Pour les experts, davantage d'efforts sont nécessaires pour jeter des bases solides pour l'industrie. Si les petites villes suscitent des attentes mais ne parviennent pas à offrir des emplois et des modes de vie souhaités à tous les nouveaux arrivants, et si elles ne parviennent pas à un développement durable, l'afflux de personnes pourrait rapidement devenir un fardeau pour elles.
« Il est impossible pour une ville de créer des centaines de milliers d'emplois pour les nouveaux arrivants du jour au lendemain. A court terme, d'énormes dépenses en subventions et allégements fiscaux vont mettre la pression sur les finances publiques locales », a commenté Lin Bao, chercheur à l'Académie chinoise des sciences sociales.
Mais, à long terme, si les nouveaux arrivants aident les villes à réaliser des percées technologiques et commerciales, cela créera plus d'emplois, stimulera la consommation et augmentera les recettes fiscales, a ajouté M. Lin.

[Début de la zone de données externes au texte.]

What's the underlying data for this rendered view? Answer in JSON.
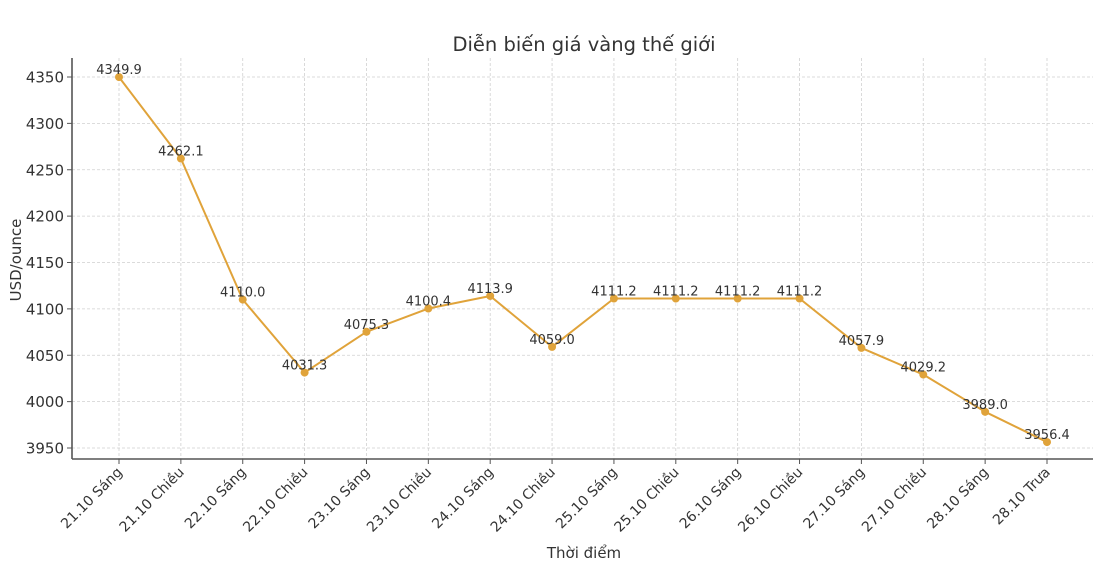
{
  "chart_data": {
    "type": "line",
    "title": "Diễn biến giá vàng thế giới",
    "xlabel": "Thời điểm",
    "ylabel": "USD/ounce",
    "categories": [
      "21.10 Sáng",
      "21.10 Chiều",
      "22.10 Sáng",
      "22.10 Chiều",
      "23.10 Sáng",
      "23.10 Chiều",
      "24.10 Sáng",
      "24.10 Chiều",
      "25.10 Sáng",
      "25.10 Chiều",
      "26.10 Sáng",
      "26.10 Chiều",
      "27.10 Sáng",
      "27.10 Chiều",
      "28.10 Sáng",
      "28.10 Trưa"
    ],
    "series": [
      {
        "name": "Giá vàng thế giới",
        "color": "#E0A33A",
        "values": [
          4349.9,
          4262.1,
          4110.0,
          4031.3,
          4075.3,
          4100.4,
          4113.9,
          4059.0,
          4111.2,
          4111.2,
          4111.2,
          4111.2,
          4057.9,
          4029.2,
          3989.0,
          3956.4
        ],
        "labels": [
          "4349.9",
          "4262.1",
          "4110.0",
          "4031.3",
          "4075.3",
          "4100.4",
          "4113.9",
          "4059.0",
          "4111.2",
          "4111.2",
          "4111.2",
          "4111.2",
          "4057.9",
          "4029.2",
          "3989.0",
          "3956.4"
        ]
      }
    ],
    "yticks": [
      3950,
      4000,
      4050,
      4100,
      4150,
      4200,
      4250,
      4300,
      4350
    ],
    "ytick_labels": [
      "3950",
      "4000",
      "4050",
      "4100",
      "4150",
      "4200",
      "4250",
      "4300",
      "4350"
    ],
    "ylim": [
      3939.5,
      4369
    ],
    "grid": true,
    "grid_style": "dashed",
    "legend": null,
    "xtick_rotation": 45
  },
  "colors": {
    "line": "#E0A33A",
    "text": "#333333",
    "axis": "#555555",
    "grid": "#d0d0d0",
    "background": "#ffffff"
  }
}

Cependant, les gouvernements locaux pourraient avoir à améliorer leurs services et produits publics en premier lieu, et renforcer l'environnement des affaires ainsi que les systèmes d'évaluation des talents.
Un point de vue que Chen Hongyu, le docteur de l'Université de Northwestern qui travaille pour Truck Alliance, partage. « En plus d'offrir un soutien politique solide pour le développement industriel, une ville compétitive devrait également se doter d'un gouvernement efficace, d'une culture ouverte, de soins de santé de qualité et d'un système éducatif de haut niveau (pour les enfants). C'est le genre de ville dans lequel j'aimerais m'installer ».